A Sang is a great benefit for any special occasion. Because we’re here in the west, one
such special occasion is the western New Year. It is a very important time for removing
all the negativities from the old year and starting fresh again in the New Year.

A main source for the Sang rituals that have been done in the last several hundred
years is a particular terma [discovered teaching] from a great Sikkhimese yogi whose
name was Lhatsunpa Namkha Jigme, which means “The Venerable Deity, Unafraid of
Space." The ritual he discovered in the 16th century was a mind terma from Guru
Rinpoche, revealed by the sound of his damaru. It is called the Riwo Sang Chö, which
means “The Mountain of Burnt Offerings." These are purifying offerings. This terma is
the basis for most of the Sang rituals that are done nowadays. It’s the one that we have
done here every year. It has incredible blessing to it. It’s practiced by nearly everybody
who does Sangs. It’s very short, just a few pages long, but it’s an extraordinarily potent
practice that is very helpful and full of deep meaning.

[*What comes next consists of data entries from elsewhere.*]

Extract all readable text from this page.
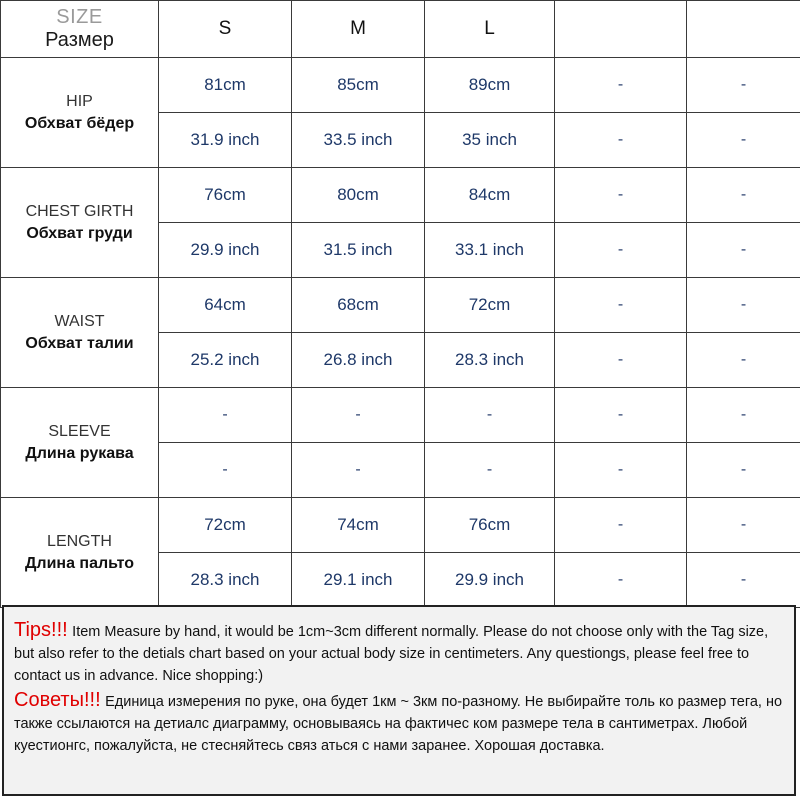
SIZE
Размер	S	M	L		

HIP
Обхват бёдер	81cm	85cm	89cm	-	-
	31.9 inch	33.5 inch	35 inch	-	-

CHEST GIRTH
Обхват груди	76cm	80cm	84cm	-	-
	29.9 inch	31.5 inch	33.1 inch	-	-

WAIST
Обхват талии	64cm	68cm	72cm	-	-
	25.2 inch	26.8 inch	28.3 inch	-	-

SLEEVE
Длина рукава	-	-	-	-	-
	-	-	-	-	-

LENGTH
Длина пальто	72cm	74cm	76cm	-	-
	28.3 inch	29.1 inch	29.9 inch	-	-
Tips!!! Item Measure by hand, it would be 1cm~3cm different normally. Please do not choose only with the Tag size, but also refer to the detials chart based on your actual body size in centimeters. Any questiongs, please feel free to contact us in advance. Nice shopping:)
Советы!!! Единица измерения по руке, она будет 1км ~ 3км по-разному. Не выбирайте толь ко размер тега, но также ссылаются на детиалс диаграмму, основываясь на фактичес ком размере тела в сантиметрах. Любой куестионгс, пожалуйста, не стесняйтесь связ аться с нами заранее. Хорошая доставка.
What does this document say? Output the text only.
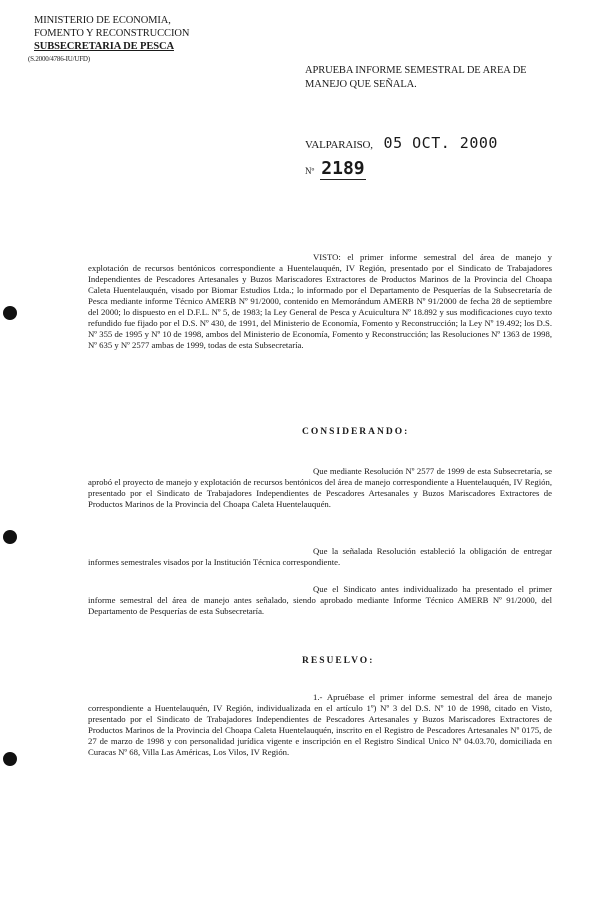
MINISTERIO DE ECONOMIA,
FOMENTO Y RECONSTRUCCION
SUBSECRETARIA DE PESCA
(S.2000/4786-IU/UFD)
APRUEBA INFORME SEMESTRAL DE AREA DE MANEJO QUE SEÑALA.
VALPARAISO, 05 OCT. 2000
Nº 2189
VISTO: el primer informe semestral del área de manejo y explotación de recursos bentónicos correspondiente a Huentelauquén, IV Región, presentado por el Sindicato de Trabajadores Independientes de Pescadores Artesanales y Buzos Mariscadores Extractores de Productos Marinos de la Provincia del Choapa Caleta Huentelauquén, visado por Biomar Estudios Ltda.; lo informado por el Departamento de Pesquerías de la Subsecretaría de Pesca mediante informe Técnico AMERB Nº 91/2000, contenido en Memorándum AMERB Nº 91/2000 de fecha 28 de septiembre del 2000; lo dispuesto en el D.F.L. Nº 5, de 1983; la Ley General de Pesca y Acuicultura Nº 18.892 y sus modificaciones cuyo texto refundido fue fijado por el D.S. Nº 430, de 1991, del Ministerio de Economía, Fomento y Reconstrucción; la Ley Nº 19.492; los D.S. Nº 355 de 1995 y Nº 10 de 1998, ambos del Ministerio de Economía, Fomento y Reconstrucción; las Resoluciones Nº 1363 de 1998, Nº 635 y Nº 2577 ambas de 1999, todas de esta Subsecretaría.
CONSIDERANDO:
Que mediante Resolución Nº 2577 de 1999 de esta Subsecretaría, se aprobó el proyecto de manejo y explotación de recursos bentónicos del área de manejo correspondiente a Huentelauquén, IV Región, presentado por el Sindicato de Trabajadores Independientes de Pescadores Artesanales y Buzos Mariscadores Extractores de Productos Marinos de la Provincia del Choapa Caleta Huentelauquén.
Que la señalada Resolución estableció la obligación de entregar informes semestrales visados por la Institución Técnica correspondiente.
Que el Sindicato antes individualizado ha presentado el primer informe semestral del área de manejo antes señalado, siendo aprobado mediante Informe Técnico AMERB Nº 91/2000, del Departamento de Pesquerías de esta Subsecretaría.
RESUELVO:
1.- Apruébase el primer informe semestral del área de manejo correspondiente a Huentelauquén, IV Región, individualizada en el artículo 1º) Nº 3 del D.S. Nº 10 de 1998, citado en Visto, presentado por el Sindicato de Trabajadores Independientes de Pescadores Artesanales y Buzos Mariscadores Extractores de Productos Marinos de la Provincia del Choapa Caleta Huentelauquén, inscrito en el Registro de Pescadores Artesanales Nº 0175, de 27 de marzo de 1998 y con personalidad jurídica vigente e inscripción en el Registro Sindical Unico Nº 04.03.70, domiciliada en Curacas Nº 68, Villa Las Américas, Los Vilos, IV Región.
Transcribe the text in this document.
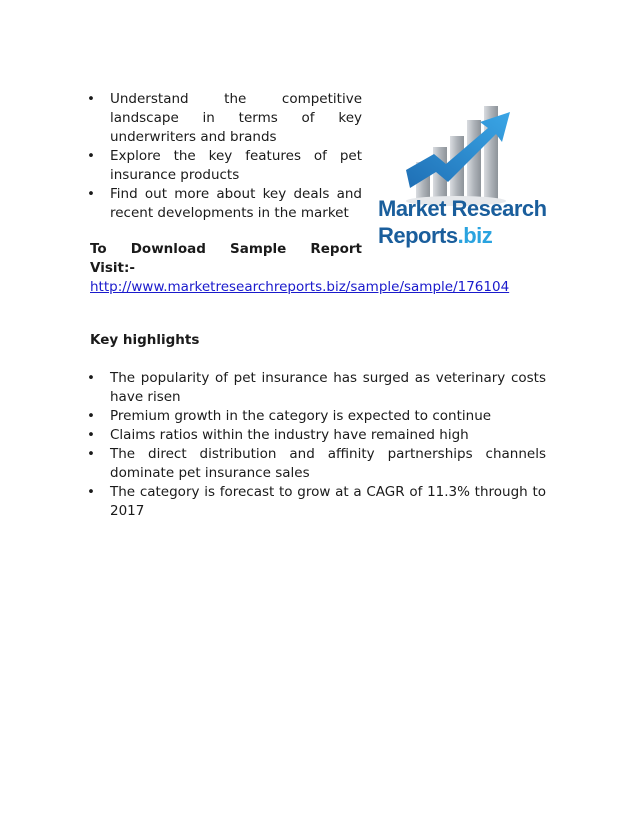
• Understand the competitive landscape in terms of key underwriters and brands
• Explore the key features of pet insurance products
• Find out more about key deals and recent developments in the market
To Download Sample Report
Visit:-
http://www.marketresearchreports.biz/sample/sample/176104
Key highlights
• The popularity of pet insurance has surged as veterinary costs have risen
• Premium growth in the category is expected to continue
• Claims ratios within the industry have remained high
• The direct distribution and affinity partnerships channels dominate pet insurance sales
• The category is forecast to grow at a CAGR of 11.3% through to 2017
Market Research
Reports.biz
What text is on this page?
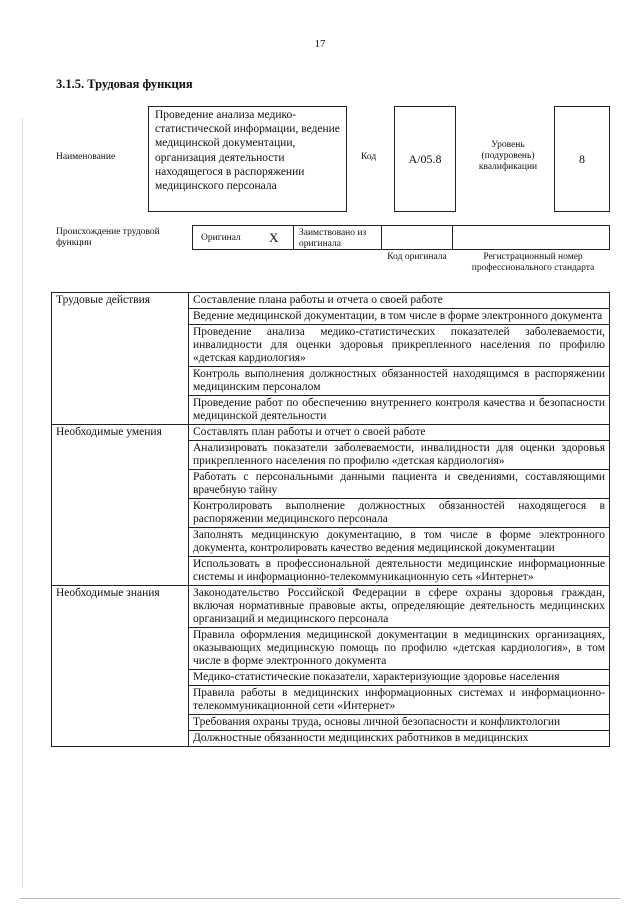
17
3.1.5. Трудовая функция
Наименование
Проведение анализа медико-статистической информации, ведение медицинской документации, организация деятельности находящегося в распоряжении медицинского персонала
Код	A/05.8
Уровень (подуровень) квалификации
8
Происхождение трудовой функции	Оригинал X Заимствовано из оригинала
Код оригинала	Регистрационный номер профессионального стандарта
Трудовые действия	Составление плана работы и отчета о своей работе
	Ведение медицинской документации, в том числе в форме электронного документа
	Проведение анализа медико-статистических показателей заболеваемости, инвалидности для оценки здоровья прикрепленного населения по профилю «детская кардиология»
	Контроль выполнения должностных обязанностей находящимся в распоряжении медицинским персоналом
	Проведение работ по обеспечению внутреннего контроля качества и безопасности медицинской деятельности
Необходимые умения	Составлять план работы и отчет о своей работе
	Анализировать показатели заболеваемости, инвалидности для оценки здоровья прикрепленного населения по профилю «детская кардиология»
	Работать с персональными данными пациента и сведениями, составляющими врачебную тайну
	Контролировать выполнение должностных обязанностей находящегося в распоряжении медицинского персонала
	Заполнять медицинскую документацию, в том числе в форме электронного документа, контролировать качество ведения медицинской документации
	Использовать в профессиональной деятельности медицинские информационные системы и информационно-телекоммуникационную сеть «Интернет»
Необходимые знания	Законодательство Российской Федерации в сфере охраны здоровья граждан, включая нормативные правовые акты, определяющие деятельность медицинских организаций и медицинского персонала
	Правила оформления медицинской документации в медицинских организациях, оказывающих медицинскую помощь по профилю «детская кардиология», в том числе в форме электронного документа
	Медико-статистические показатели, характеризующие здоровье населения
	Правила работы в медицинских информационных системах и информационно-телекоммуникационной сети «Интернет»
	Требования охраны труда, основы личной безопасности и конфликтологии
	Должностные обязанности медицинских работников в медицинских
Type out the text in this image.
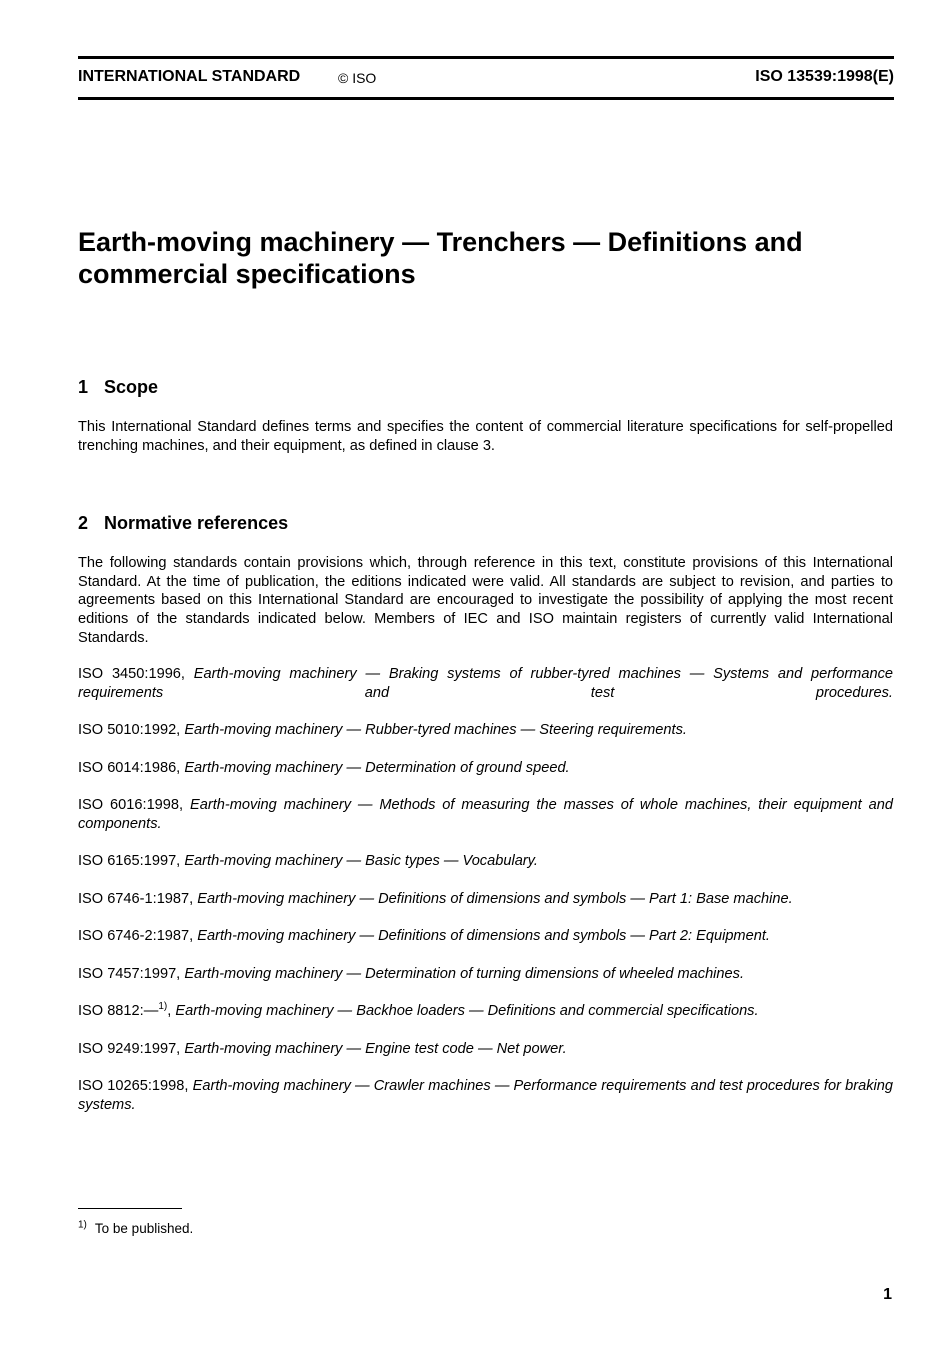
INTERNATIONAL STANDARD	© ISO	ISO 13539:1998(E)
Earth-moving machinery — Trenchers — Definitions and
commercial specifications
1 Scope

This International Standard defines terms and specifies the content of commercial literature specifications for self-propelled trenching machines, and their equipment, as defined in clause 3.

2 Normative references

The following standards contain provisions which, through reference in this text, constitute provisions of this International Standard. At the time of publication, the editions indicated were valid. All standards are subject to revision, and parties to agreements based on this International Standard are encouraged to investigate the possibility of applying the most recent editions of the standards indicated below. Members of IEC and ISO maintain registers of currently valid International Standards.

ISO 3450:1996, Earth-moving machinery — Braking systems of rubber-tyred machines — Systems and performance requirements and test procedures.

ISO 5010:1992, Earth-moving machinery — Rubber-tyred machines — Steering requirements.

ISO 6014:1986, Earth-moving machinery — Determination of ground speed.

ISO 6016:1998, Earth-moving machinery — Methods of measuring the masses of whole machines, their equipment and components.

ISO 6165:1997, Earth-moving machinery — Basic types — Vocabulary.

ISO 6746-1:1987, Earth-moving machinery — Definitions of dimensions and symbols — Part 1: Base machine.

ISO 6746-2:1987, Earth-moving machinery — Definitions of dimensions and symbols — Part 2: Equipment.

ISO 7457:1997, Earth-moving machinery — Determination of turning dimensions of wheeled machines.

ISO 8812:—$^{1)}$, Earth-moving machinery — Backhoe loaders — Definitions and commercial specifications.

ISO 9249:1997, Earth-moving machinery — Engine test code — Net power.

ISO 10265:1998, Earth-moving machinery — Crawler machines — Performance requirements and test procedures for braking systems.

$^{1)}$ To be published.

1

If you study the translation of the Riwo Sang Chö, it’s invoking all of the enlightened
beings, all of the Three Jewels and the Three Roots, to provide all sorts of various
benefits, and not just worldly benefits, but all the benefits of realizing the Dharma, which
is the main thing, a very, very deep meaning.

So for yogis who are going to practice this Sang ritual, you should, for the day
beforehand, avoid eating black foods: garlic, onions and meat. Take a shower before
you come, and make sure you’re very clean. Wear clean clothes, and have a very pure
motivation. The reason for avoiding garlic and things like that is to preserve Samaya
and create an auspicious connection. Eating black foods really affects your motivation,
and so it purifies your motivation to pay attention to things like this. It would also be
very good to bring things for the offering such as the three whites, the three sweets, a
Katak [white scarf], cedar or juniper. When you are making your preparations and
getting your offering things together, it is best to prepare everything with a pure
motivation and pure activity in order to affect the result most positively.

The Sang ceremony is not just for New Years Day. It is of great benefit for accumulating
merit and eliminating obstacles. In Tibet, many lay families do a small Sang each
morning as they leave their home for the day. It can be an appropriate daily practice or
a good practice for any special occasion or undertaking.